To: Katherine A.
From: Geoffrey Klempner
Subject: Are possible worlds really real?
Date: 26 September 2005 13:33
Dear Katherine,
Thank you for your email of 13 September, with your first essay for the Possible World Machine, in response to the question, 'Are Possible Worlds Really Real?'
I liked your example of the newsagent with the one remaining copy of Philosophy Now, and all the different ways in which you might have not found out about Pathways.
One question you raise is whether it is really the case that you might not have purchased a copy of Philosophy Now. As you correctly anticipate, the fatalist would say, No. According to the fatalist, everything that happens in the world had to happen as it did, for the simple reason is that any statement which we make about the future already has a truth value.
The fatalist will say that the day before you purchased a copy of Philosophy of Now, it was true that in a day's time you would purchase a copy of Philosophy Now. A thousand years before you purchased a copy of Philosophy Now it was true that in a thousand years time you would purchase a copy.
For the fatalist, the future is just as much a matter of fact as the past. The only difference is we do not know the future until it happens.
In these terms, one cannot even raise the question about possible worlds. Nothing is 'possible' except what actually happens. There are no 'possible but not actual' worlds, so it is empty to raise the question whether such worlds would be real, really real, or unreal.
But suppose we 'bracket' the question of fatalism. Bracketing is something that philosophers do to focus on a specific problem. Let's say we don't know whether fatalism is true or false, but the problem we are investigating is how we should view possible worlds if fatalism is false.
If fatalism is false, then it is possible that you might not have purchased a copy of Philosophy Now. What does that statement mean? What are the conditions under which that statement would be true?
This is a problem which has been much debated by contemporary philosophers. One plausible view is that a 'possible world' is just a description, something made out of words which we might read in a book. 'Katherine decided not to visit the newsagent.' When we talk about possible worlds we are just talking about situations which we create out of words which do not correspond to what actually happened. Another view, similar to this, is that a 'possible world' is just a situation you picture in your mind, perhaps when you read words in a book, or perhaps one which you create yourself. In your mind is the scenario of your glancing at the newsagent shop and deciding that you do not have time to go in.
A difficulty raised for this approach in unit 1 is that statements which we make about things that might have been are regarded as true or false. A statement is true or false depending on the facts. Statements about what actually happened are made true or false by facts about the actual world, therefore statements about what might have happened are made true or false by facts about worlds other than the actual world. - Is that a good argument?
According to one of the strongest defenders of the 'reality' of possible worlds, David Lewis, the 'KA' who might have passed by the newsagent shop is not you but your 'counterpart'. She is very much like you, but she exists in another possible world and you exist in this world. This meets your objection against being a 'player in several possible worlds at the same time'.

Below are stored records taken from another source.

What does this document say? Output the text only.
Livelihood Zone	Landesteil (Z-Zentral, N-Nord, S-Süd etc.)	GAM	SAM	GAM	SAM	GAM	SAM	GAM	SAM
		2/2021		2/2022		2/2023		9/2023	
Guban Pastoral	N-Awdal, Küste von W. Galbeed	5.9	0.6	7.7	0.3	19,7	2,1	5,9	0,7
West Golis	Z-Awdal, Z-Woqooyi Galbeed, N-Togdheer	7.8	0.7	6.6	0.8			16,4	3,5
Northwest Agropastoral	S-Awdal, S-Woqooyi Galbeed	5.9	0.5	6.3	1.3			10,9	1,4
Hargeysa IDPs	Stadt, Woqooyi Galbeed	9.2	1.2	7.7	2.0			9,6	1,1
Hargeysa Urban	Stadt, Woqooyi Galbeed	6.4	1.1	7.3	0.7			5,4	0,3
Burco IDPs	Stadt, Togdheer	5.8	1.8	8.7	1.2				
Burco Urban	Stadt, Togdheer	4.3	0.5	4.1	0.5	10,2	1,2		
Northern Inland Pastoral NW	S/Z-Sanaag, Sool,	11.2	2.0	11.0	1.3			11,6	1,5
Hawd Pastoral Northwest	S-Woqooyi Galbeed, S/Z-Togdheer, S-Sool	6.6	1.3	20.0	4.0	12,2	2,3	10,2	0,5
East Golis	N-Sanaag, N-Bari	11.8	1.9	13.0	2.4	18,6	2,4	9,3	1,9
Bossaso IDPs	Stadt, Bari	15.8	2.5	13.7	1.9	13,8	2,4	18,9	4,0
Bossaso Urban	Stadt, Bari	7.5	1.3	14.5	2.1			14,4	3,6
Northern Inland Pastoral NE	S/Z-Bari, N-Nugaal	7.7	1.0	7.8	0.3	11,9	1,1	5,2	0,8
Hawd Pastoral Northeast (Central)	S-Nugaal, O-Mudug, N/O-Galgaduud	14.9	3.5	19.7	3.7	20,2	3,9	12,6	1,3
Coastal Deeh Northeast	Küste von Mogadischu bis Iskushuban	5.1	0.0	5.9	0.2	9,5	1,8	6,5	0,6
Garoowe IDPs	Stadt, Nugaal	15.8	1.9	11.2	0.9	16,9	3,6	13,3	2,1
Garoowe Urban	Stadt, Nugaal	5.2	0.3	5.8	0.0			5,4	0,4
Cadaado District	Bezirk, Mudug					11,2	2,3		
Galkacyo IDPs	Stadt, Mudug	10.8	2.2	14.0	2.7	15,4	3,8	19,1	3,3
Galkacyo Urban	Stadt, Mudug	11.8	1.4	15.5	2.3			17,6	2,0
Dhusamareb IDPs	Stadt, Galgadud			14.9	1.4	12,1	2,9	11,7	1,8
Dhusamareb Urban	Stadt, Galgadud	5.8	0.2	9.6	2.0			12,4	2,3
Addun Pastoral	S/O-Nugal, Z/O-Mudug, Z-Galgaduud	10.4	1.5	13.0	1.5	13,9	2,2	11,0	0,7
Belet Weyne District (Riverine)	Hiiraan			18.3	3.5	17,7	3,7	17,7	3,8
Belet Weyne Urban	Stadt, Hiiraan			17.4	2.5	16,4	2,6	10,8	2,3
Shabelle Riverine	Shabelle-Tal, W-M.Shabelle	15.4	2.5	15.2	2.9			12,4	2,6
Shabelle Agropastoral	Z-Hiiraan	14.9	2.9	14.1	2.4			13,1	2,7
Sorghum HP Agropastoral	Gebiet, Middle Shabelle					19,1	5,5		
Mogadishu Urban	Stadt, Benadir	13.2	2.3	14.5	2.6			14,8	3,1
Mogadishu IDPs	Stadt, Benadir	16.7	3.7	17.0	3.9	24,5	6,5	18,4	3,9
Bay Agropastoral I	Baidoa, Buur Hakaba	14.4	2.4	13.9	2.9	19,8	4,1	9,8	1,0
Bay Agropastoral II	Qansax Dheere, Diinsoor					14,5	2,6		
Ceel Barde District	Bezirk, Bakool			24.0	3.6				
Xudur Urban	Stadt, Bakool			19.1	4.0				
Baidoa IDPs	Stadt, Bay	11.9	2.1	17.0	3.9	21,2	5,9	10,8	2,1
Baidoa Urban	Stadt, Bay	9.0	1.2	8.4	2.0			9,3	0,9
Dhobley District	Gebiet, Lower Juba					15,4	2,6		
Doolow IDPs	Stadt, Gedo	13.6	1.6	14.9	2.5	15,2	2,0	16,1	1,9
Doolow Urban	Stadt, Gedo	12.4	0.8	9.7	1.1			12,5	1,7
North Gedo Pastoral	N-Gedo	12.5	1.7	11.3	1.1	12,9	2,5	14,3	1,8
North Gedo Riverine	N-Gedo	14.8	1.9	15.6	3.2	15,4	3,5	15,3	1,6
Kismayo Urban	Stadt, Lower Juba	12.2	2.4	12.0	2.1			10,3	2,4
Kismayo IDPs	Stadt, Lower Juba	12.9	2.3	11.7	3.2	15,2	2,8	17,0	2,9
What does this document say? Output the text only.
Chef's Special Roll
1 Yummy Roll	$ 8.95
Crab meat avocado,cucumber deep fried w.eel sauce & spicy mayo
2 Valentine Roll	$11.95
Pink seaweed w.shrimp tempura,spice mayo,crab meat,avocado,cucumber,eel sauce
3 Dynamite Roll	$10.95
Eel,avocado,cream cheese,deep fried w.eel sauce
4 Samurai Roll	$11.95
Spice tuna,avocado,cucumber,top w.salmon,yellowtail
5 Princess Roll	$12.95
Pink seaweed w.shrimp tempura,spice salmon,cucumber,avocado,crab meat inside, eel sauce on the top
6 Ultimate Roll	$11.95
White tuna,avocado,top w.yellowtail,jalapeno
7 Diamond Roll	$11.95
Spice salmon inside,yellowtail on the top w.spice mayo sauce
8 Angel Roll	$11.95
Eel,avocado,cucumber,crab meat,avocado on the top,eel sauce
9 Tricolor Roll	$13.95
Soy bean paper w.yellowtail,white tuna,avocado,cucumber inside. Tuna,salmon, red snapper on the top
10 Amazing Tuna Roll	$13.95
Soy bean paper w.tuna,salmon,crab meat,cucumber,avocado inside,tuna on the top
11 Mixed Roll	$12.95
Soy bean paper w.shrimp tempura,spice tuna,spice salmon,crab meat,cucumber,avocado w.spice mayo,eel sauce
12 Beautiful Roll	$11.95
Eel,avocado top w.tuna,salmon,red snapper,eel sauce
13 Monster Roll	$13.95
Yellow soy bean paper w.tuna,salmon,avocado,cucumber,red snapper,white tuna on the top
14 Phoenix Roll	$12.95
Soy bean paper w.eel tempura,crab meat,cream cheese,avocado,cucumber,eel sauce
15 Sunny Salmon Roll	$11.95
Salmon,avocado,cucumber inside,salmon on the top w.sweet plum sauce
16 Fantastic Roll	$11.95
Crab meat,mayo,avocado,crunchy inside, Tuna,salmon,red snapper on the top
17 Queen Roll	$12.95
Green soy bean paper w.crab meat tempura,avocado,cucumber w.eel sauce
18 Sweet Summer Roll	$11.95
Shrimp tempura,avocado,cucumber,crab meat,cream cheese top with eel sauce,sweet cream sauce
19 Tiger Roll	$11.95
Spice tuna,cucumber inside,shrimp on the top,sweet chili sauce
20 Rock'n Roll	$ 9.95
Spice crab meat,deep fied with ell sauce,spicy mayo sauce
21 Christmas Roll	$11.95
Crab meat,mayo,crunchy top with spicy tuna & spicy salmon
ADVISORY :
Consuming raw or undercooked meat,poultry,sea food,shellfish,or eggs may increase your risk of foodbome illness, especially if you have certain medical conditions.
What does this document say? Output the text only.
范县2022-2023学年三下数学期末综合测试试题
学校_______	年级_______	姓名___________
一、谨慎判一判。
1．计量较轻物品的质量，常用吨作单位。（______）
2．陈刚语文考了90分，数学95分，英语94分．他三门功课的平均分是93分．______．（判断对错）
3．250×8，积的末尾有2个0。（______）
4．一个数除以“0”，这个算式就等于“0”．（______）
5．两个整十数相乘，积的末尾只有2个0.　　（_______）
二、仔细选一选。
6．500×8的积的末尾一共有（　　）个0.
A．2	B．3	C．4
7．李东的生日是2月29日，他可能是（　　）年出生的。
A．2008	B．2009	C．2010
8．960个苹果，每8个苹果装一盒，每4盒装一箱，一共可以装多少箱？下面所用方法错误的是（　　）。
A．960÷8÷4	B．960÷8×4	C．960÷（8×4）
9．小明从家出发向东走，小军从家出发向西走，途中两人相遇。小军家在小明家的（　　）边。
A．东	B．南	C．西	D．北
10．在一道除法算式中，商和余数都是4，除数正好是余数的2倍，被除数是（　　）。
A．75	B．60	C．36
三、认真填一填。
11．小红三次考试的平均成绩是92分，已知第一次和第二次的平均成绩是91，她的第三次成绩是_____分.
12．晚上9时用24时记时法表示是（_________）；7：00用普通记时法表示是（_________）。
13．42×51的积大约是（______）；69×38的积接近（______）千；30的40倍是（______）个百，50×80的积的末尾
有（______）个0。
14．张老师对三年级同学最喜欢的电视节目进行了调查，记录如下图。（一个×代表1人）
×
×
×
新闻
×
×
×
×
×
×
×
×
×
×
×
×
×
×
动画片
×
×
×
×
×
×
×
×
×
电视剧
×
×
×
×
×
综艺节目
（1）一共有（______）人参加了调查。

But in what sense can we talk about a single, 'actual' world? You make a valid point that for all practical purposes there is not one world by many worlds - arguably, a world for each individual person. No two personal 'worlds' are exactly the same. What is interesting about this idea is that makes a rather neat parallel with what we want to say about the relation between 'the' actual world and other possible worlds.
Every personal world is equally 'real', but only one personal world is 'my world'. The difference between 'my world' and 'your world' is merely one of perspective. I am already inside my world, whereas I can only get inside yours by making an effort of sympathetic imagination. Similarly, Lewis argues, every possible world is equally 'real', but only one possible world is 'our world'. We are already inside the actual world, whereas we have to make an effort of sympathetic imagination to get inside other possible worlds, e.g. the world where you passed by the newsagent, or the world where Hurricane Katrina blew itself out before it reached the coast.
But are these worlds which we imagine 'really real' or do they just exist in our heads? Many people would prefer to believe that one 'real' world is enough. I am dissatisfied with both alternatives. I believe in possibilities - real possibilities and not just pictures which we make in our heads or words which we write on paper - but real possibility is not just another kind of 'actuality', which would be the case if we accepted Lewises theory.